O próximo “The Tonight Show", de Jimmy Fallon, será uma repetição de um episódio de abril, noticia o “New York Times”, citando um comunicado emitido esta terça-feira pela National Broadcasting Company (NBC). Também o “Late Night", de Seth Meyers, cancelou um episódio no qual haveria uma entrevista com a atriz Rachel Weisz, substituindo-o por uma gravação de fevereiro.
Novos episódios de programas apresentados por Stephen Colbert e Jimmy Kimmel também foram suspensos.
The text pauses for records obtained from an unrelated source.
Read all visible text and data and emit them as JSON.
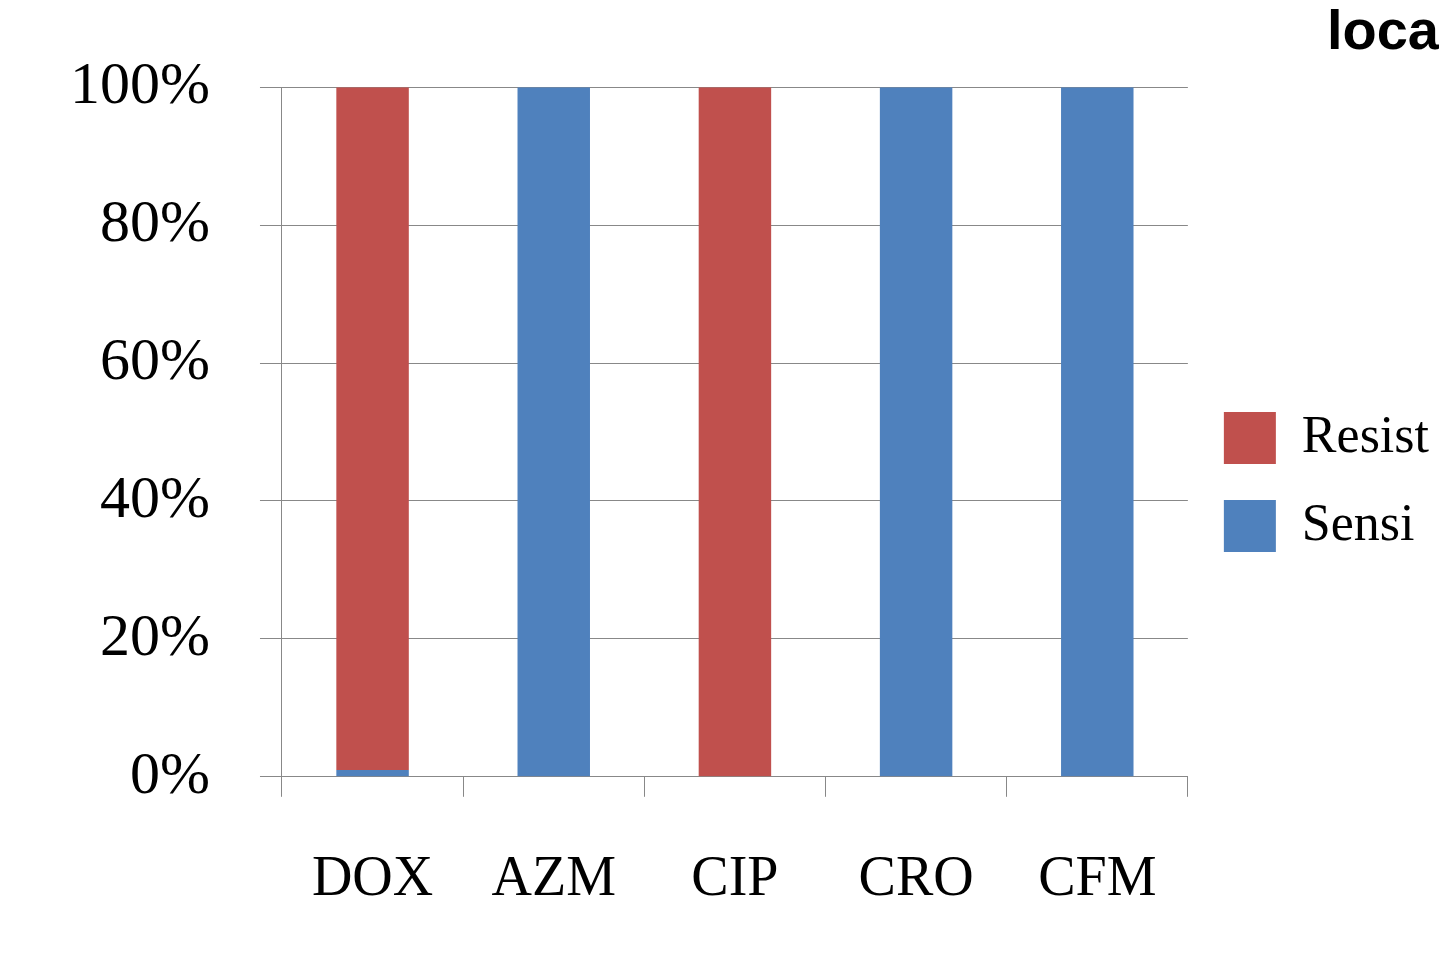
{
  "chart_data": {
    "type": "bar",
    "title": "loca",
    "stacked": true,
    "categories": [
      "DOX",
      "AZM",
      "CIP",
      "CRO",
      "CFM"
    ],
    "series": [
      {
        "name": "Sensi",
        "color": "#4f81bd",
        "values": [
          1,
          100,
          0,
          100,
          100
        ]
      },
      {
        "name": "Resist",
        "color": "#c0504d",
        "values": [
          99,
          0,
          100,
          0,
          0
        ]
      }
    ],
    "ylim": [
      0,
      100
    ],
    "yticks": [
      {
        "value": 0,
        "label": "0%"
      },
      {
        "value": 20,
        "label": "20%"
      },
      {
        "value": 40,
        "label": "40%"
      },
      {
        "value": 60,
        "label": "60%"
      },
      {
        "value": 80,
        "label": "80%"
      },
      {
        "value": 100,
        "label": "100%"
      }
    ],
    "grid": "y",
    "legend": "right"
  }
}
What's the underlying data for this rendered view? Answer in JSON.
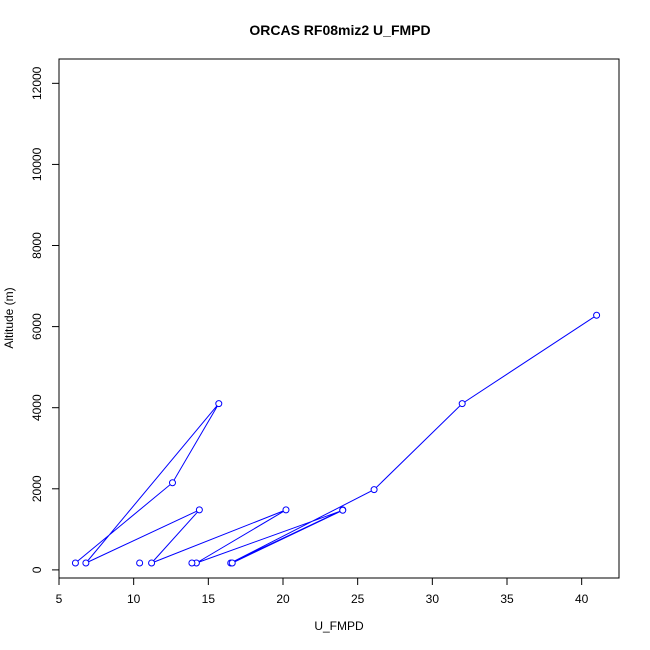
{
  "chart_data": {
    "type": "line",
    "title": "ORCAS RF08miz2 U_FMPD",
    "xlabel": "U_FMPD",
    "ylabel": "Altitude (m)",
    "xlim": [
      5,
      42.5
    ],
    "ylim": [
      -200,
      12600
    ],
    "xticks": [
      5,
      10,
      15,
      20,
      25,
      30,
      35,
      40
    ],
    "yticks": [
      0,
      2000,
      4000,
      6000,
      8000,
      10000,
      12000
    ],
    "grid": false,
    "series": [
      {
        "color": "#0000ff",
        "marker": "open-circle",
        "points": [
          {
            "x": 41.0,
            "y": 6280
          },
          {
            "x": 32.0,
            "y": 4100
          },
          {
            "x": 26.1,
            "y": 1980
          },
          {
            "x": 16.5,
            "y": 170
          },
          {
            "x": 24.0,
            "y": 1480
          },
          {
            "x": 16.6,
            "y": 170
          },
          {
            "x": 24.0,
            "y": 1470
          },
          {
            "x": 14.2,
            "y": 170
          },
          {
            "x": 20.2,
            "y": 1480
          },
          {
            "x": 11.2,
            "y": 170
          },
          {
            "x": 14.4,
            "y": 1480
          },
          {
            "x": 6.8,
            "y": 170
          },
          {
            "x": 15.7,
            "y": 4100
          },
          {
            "x": 12.6,
            "y": 2150
          },
          {
            "x": 6.1,
            "y": 170
          }
        ]
      }
    ],
    "extra_points": [
      {
        "x": 10.4,
        "y": 170
      },
      {
        "x": 13.9,
        "y": 170
      }
    ]
  }
}
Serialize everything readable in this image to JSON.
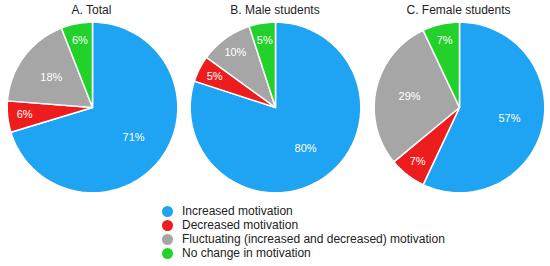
{
  "chart_data": [
    {
      "type": "pie",
      "title": "A. Total",
      "categories": [
        "Increased motivation",
        "Decreased motivation",
        "Fluctuating (increased and decreased) motivation",
        "No change in motivation"
      ],
      "values": [
        71,
        6,
        18,
        6
      ],
      "value_labels": [
        "71%",
        "6%",
        "18%",
        "6%"
      ],
      "colors": [
        "#1ea4f2",
        "#ee1d1d",
        "#a6a6a6",
        "#23d12b"
      ],
      "data_labels": true,
      "legend": "bottom"
    },
    {
      "type": "pie",
      "title": "B. Male students",
      "categories": [
        "Increased motivation",
        "Decreased motivation",
        "Fluctuating (increased and decreased) motivation",
        "No change in motivation"
      ],
      "values": [
        80,
        5,
        10,
        5
      ],
      "value_labels": [
        "80%",
        "5%",
        "10%",
        "5%"
      ],
      "colors": [
        "#1ea4f2",
        "#ee1d1d",
        "#a6a6a6",
        "#23d12b"
      ],
      "data_labels": true,
      "legend": "bottom"
    },
    {
      "type": "pie",
      "title": "C. Female students",
      "categories": [
        "Increased motivation",
        "Decreased motivation",
        "Fluctuating (increased and decreased) motivation",
        "No change in motivation"
      ],
      "values": [
        57,
        7,
        29,
        7
      ],
      "value_labels": [
        "57%",
        "7%",
        "29%",
        "7%"
      ],
      "colors": [
        "#1ea4f2",
        "#ee1d1d",
        "#a6a6a6",
        "#23d12b"
      ],
      "data_labels": true,
      "legend": "bottom"
    }
  ]
}
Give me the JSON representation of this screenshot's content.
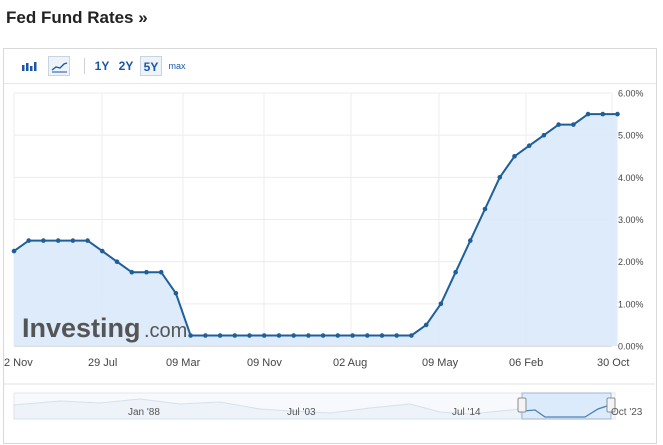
{
  "page": {
    "title": "Fed Fund Rates »"
  },
  "toolbar": {
    "chart_types": [
      {
        "name": "bar-chart-icon",
        "selected": false
      },
      {
        "name": "area-chart-icon",
        "selected": true
      }
    ],
    "ranges": [
      {
        "label": "1Y",
        "selected": false
      },
      {
        "label": "2Y",
        "selected": false
      },
      {
        "label": "5Y",
        "selected": true
      },
      {
        "label": "max",
        "selected": false
      }
    ]
  },
  "watermark": {
    "text": "Investing",
    "suffix": ".com"
  },
  "navigator": {
    "labels": [
      "Jan '88",
      "Jul '03",
      "Jul '14",
      "Oct '23"
    ]
  },
  "colors": {
    "line": "#1f5f99",
    "fill": "#d9e9fb",
    "accent": "#1a56a5"
  },
  "chart_data": {
    "type": "area",
    "title": "Fed Fund Rates",
    "xlabel": "",
    "ylabel": "",
    "ylim": [
      0,
      6
    ],
    "y_ticks": [
      "0.00%",
      "1.00%",
      "2.00%",
      "3.00%",
      "4.00%",
      "5.00%",
      "6.00%"
    ],
    "y_axis_position": "right",
    "x_tick_labels": [
      "2 Nov",
      "29 Jul",
      "09 Mar",
      "09 Nov",
      "02 Aug",
      "09 May",
      "06 Feb",
      "30 Oct"
    ],
    "grid": true,
    "series": [
      {
        "values": [
          2.25,
          2.5,
          2.5,
          2.5,
          2.5,
          2.5,
          2.25,
          2.0,
          1.75,
          1.75,
          1.75,
          1.25,
          0.25,
          0.25,
          0.25,
          0.25,
          0.25,
          0.25,
          0.25,
          0.25,
          0.25,
          0.25,
          0.25,
          0.25,
          0.25,
          0.25,
          0.25,
          0.25,
          0.5,
          1.0,
          1.75,
          2.5,
          3.25,
          4.0,
          4.5,
          4.75,
          5.0,
          5.25,
          5.25,
          5.5,
          5.5,
          5.5
        ]
      }
    ]
  }
}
O “Saturday Night Live” cancelou um novo episódio agendado para o fim de semana, que seria apresentado por Pete Davidson, e o “The Daily Show” vai começar a apresentar episódios antigos a partir de terça-feira, noticia a CNN. É incerto quanto tempo vai durar esta interrupção: os programas vão apresentar repetições “até nova informação”, relata a NBC.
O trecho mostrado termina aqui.